Поселок дал название всему району. Версии о происхождении расходятся. Самая распространенная — что сначала такой город-сад хотели строить в Сокольниках. Есть легенда про животновода по фамилии Сокол, разводившего породистых свиней. Еще, говорят, здесь летало много соколов, потому что на месте поселка была сосновая роща.

Столетний дом

Наш дом появился одним из первых: в нем жили рабочие, строившие поселок. А в эксплуатацию его сдали в числе последних, в 1929 году. Здесь песчаная почва, для фундамента идеальные условия. Дом кирпично-засыпной, то есть между двух кирпичных стенок засыпан шлак — перегоревший каменный уголь. Тогда эта технология применялась впервые.

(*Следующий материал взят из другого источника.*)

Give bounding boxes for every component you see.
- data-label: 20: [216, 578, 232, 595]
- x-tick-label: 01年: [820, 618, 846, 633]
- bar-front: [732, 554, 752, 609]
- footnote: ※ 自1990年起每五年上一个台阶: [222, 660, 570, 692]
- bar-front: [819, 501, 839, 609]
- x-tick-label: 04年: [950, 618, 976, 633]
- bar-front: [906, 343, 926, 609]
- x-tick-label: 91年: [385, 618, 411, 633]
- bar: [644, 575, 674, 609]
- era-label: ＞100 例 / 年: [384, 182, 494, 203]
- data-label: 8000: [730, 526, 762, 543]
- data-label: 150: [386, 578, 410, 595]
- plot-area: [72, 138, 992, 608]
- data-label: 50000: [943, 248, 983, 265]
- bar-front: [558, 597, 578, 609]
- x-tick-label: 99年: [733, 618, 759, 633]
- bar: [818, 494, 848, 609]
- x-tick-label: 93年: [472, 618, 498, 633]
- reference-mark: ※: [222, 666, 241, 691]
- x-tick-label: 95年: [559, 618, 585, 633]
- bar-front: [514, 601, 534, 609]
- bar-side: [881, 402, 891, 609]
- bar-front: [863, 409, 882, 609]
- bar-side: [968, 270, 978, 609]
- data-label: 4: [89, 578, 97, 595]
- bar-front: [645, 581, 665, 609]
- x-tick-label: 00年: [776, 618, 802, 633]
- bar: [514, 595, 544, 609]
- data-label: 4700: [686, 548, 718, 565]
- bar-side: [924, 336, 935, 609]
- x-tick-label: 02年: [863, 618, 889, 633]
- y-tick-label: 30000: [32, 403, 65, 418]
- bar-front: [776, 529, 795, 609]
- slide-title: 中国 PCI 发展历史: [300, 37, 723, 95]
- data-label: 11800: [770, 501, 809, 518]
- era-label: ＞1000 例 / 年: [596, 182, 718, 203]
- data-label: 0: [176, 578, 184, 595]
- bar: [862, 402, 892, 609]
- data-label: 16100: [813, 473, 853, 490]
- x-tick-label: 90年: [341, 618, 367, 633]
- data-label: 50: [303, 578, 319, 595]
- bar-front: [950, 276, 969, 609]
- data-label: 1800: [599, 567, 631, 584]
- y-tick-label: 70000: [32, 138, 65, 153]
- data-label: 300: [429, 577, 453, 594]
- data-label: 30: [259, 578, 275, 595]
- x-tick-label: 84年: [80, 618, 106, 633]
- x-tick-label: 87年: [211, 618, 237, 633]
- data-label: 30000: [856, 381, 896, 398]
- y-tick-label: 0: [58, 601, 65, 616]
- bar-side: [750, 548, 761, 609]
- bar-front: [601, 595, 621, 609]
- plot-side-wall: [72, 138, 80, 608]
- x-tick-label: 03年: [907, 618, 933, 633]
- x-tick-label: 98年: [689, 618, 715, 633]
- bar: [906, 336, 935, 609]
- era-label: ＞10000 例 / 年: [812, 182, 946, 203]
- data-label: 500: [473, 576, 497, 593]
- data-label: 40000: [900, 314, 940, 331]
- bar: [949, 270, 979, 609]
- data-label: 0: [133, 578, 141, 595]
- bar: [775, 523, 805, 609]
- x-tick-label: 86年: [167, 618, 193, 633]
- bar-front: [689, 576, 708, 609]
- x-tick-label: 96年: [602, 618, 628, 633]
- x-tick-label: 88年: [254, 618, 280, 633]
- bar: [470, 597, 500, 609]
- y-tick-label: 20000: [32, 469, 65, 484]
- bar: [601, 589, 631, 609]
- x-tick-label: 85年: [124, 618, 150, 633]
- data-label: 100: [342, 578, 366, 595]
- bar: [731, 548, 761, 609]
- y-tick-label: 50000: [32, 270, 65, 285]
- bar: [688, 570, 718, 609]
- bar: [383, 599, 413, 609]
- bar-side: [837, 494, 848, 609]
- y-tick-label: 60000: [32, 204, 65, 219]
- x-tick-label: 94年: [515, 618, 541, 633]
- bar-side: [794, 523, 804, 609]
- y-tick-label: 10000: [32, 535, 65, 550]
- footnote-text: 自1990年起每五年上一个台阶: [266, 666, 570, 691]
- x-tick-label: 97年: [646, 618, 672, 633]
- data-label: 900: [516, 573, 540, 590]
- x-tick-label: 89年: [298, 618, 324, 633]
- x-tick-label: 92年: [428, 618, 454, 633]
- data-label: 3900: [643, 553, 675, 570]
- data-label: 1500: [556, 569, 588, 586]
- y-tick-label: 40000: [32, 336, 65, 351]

Так выглядел дом в 1961 году, на фото — Олег Сергеевич и Людмила Марковна Омельяненко, дедушка и бабушка Алексея Силина

Члены жилищного кооператива не могли выбрать, какой у них будет дом. Они только давали деньги, кстати, весьма немалые по тем временам, на строительство, а заезжали уже в то здание, которое им предоставляли для заселения. Поселок создавался в рамках концепции «город-сад»: существовал четкий план каждого дома и каждой улицы. К экспериментальному строительству привлекли сразу нескольких известных архитекторов. Все дома разные — есть и бревенчатые, и кирпичные строения. Был уникальный домик из розового туфа (ценная горная порода с пористой структурой. — «Москвич Mag»). К сожалению, в начале 1990-х его снесли ради очередного «великана».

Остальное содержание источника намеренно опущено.